Traeger pellet cookers are soaring in popularity due to their ease of use combined with great marketing. As the majority of Americans are used to cooking outdoors on gas and charcoal grills they have quite a few questions about pellet grills in general.
One common question about these cookers is, “Is a Traeger a Grill or a Smoker?“
Let’s see if we can get that question answered for you!
A Traeger is an excellent smoker that has limited grilling capability. A Traeger is more like a highly functional oven that provides smoke flavor than it is a grill.
Let’s dive into the details of these backyard cookers.
The Difference Between a Grill and Smoker
There are no absolute, concrete definitions of what makes something either a grill or a smoker. That being said, there are some features that appear to be fundamental to the categories.
What is a Smoker?
A smoker is a device that maintains a cooking temperature in the 185-300F range while providing smoke flavor from burning or smoldering wood.
This is an ideal cooking environment for Low and Slow barbecue such as baby back ribs, briskets, pork butts and smoked chicken.
Some style of smokers let you cook over open flames or a hot bed of coals but this is not a requirement. Indeed, one of the most popular style of smokers in the US are electric smokers where no flame is ever present.
What is a Grill?
A grill is a device that allows you to cook food at high heat over open flames or hot coals.
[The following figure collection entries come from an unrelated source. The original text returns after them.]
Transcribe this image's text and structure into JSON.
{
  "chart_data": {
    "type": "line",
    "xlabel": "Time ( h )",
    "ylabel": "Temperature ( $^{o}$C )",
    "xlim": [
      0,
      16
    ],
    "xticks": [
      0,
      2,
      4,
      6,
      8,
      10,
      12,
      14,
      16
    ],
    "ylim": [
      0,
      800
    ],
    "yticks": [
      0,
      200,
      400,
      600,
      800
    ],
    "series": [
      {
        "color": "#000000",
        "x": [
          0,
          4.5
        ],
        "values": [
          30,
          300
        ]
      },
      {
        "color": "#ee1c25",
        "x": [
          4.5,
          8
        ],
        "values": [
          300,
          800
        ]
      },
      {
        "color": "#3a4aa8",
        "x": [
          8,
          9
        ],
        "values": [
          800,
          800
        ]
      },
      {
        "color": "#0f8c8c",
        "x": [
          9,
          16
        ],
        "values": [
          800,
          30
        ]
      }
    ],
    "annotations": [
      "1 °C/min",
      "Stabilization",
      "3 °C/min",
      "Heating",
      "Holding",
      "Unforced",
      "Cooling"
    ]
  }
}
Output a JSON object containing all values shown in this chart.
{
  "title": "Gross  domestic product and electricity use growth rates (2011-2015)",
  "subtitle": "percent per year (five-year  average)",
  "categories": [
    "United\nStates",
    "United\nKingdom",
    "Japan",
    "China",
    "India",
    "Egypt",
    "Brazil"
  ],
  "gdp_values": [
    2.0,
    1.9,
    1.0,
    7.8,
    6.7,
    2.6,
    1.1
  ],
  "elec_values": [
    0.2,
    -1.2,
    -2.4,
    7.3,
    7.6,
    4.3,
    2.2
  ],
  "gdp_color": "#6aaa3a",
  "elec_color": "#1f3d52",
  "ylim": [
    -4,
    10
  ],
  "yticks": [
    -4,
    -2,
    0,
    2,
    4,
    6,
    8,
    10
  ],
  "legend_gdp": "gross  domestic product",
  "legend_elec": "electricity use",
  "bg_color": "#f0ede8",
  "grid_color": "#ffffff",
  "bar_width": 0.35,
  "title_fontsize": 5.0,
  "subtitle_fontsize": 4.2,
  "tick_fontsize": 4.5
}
Grills can be extremely versatile and you do not always have to use a grill to cook your food at high heat over open flames or coals. One of the best ways of using a grill is to set up a two zone system where the heat and fire is on one side of the grill while the meats cook on the cooler side.
But, in my opinion, a fundamental requirement to calling something a grill is that it has the ABILITY to cook at high heat over open flames.
If you can you can potentially see and smell the dripping grease from your burger hitting the flames then you are cooking on a grill.
How Hot is “High Heat”?
This is an arbitrary definition on my behalf but when it comes to grilling I consider High Heat to be in the 500-700F range.
Limitation of My Definition of a Grill
My definition of a grill comes with immediate consequences.
For example, I wouldn’t call devices marketed as “electric grills” or “infrared grills” as true grills as even though they can get scorching hot, direct flames are not involved in the cooking process.
How does Traeger Stack Up?
The maximum cooking temperature of a Traeger differs between models but is usually in the 450-500F range. I consider these temperatures to be at the lower end of what I expect from a grill.
From an upper temperature standpoint a Traeger just qualifies as being a grill. However, Traeger’s fall short on my second requirement for being a grill, the ability to cook directly over open flames or coals.
While Traeger’s do use a live fire from burning wood pellets in their cookers, the food is shielded from the fire by a large grease tray and the heavy duty heat deflector that sits over the fire pot.
I Am Not Bashing on Traeger
The reasons I am not calling a Traeger a grill is not a fault or defect with the Traeger brand but is reflective of the limitations and challenges with the design of pellet cookers in general.
Some manufacturers of pellet cookers have tried to implement the option for direct flame grilling. Pit Boss and Camp Chef both offer direct flame grilling but, in my opinion, neither grill system works well.
The best direct flame grilling system I have seen on a pellet grill so far has been on the Yoder products.
Almost all pellet grills work great as smokers but fall short in the grilling department.
A Traeger is More Like an Oven Than a Grill
Traeger says that you can use their cookers to “Grill, Smoke, Bake, Roast, Braise & BBQ“. I will slightly disagree 🙂
Using a Traeger is almost identical to using a great oven where you get precise control over a wide range of temperatures. The benefit of a Traeger over an oven is that you get the smoke and flavor that comes with burning wood pellets.
If you cooked a ribeye steak in your oven would you say that you grilled it?
Don’t get me wrong, you can cook a KILLER steak in an oven or on a Traeger, I just wouldn’t call it grilled.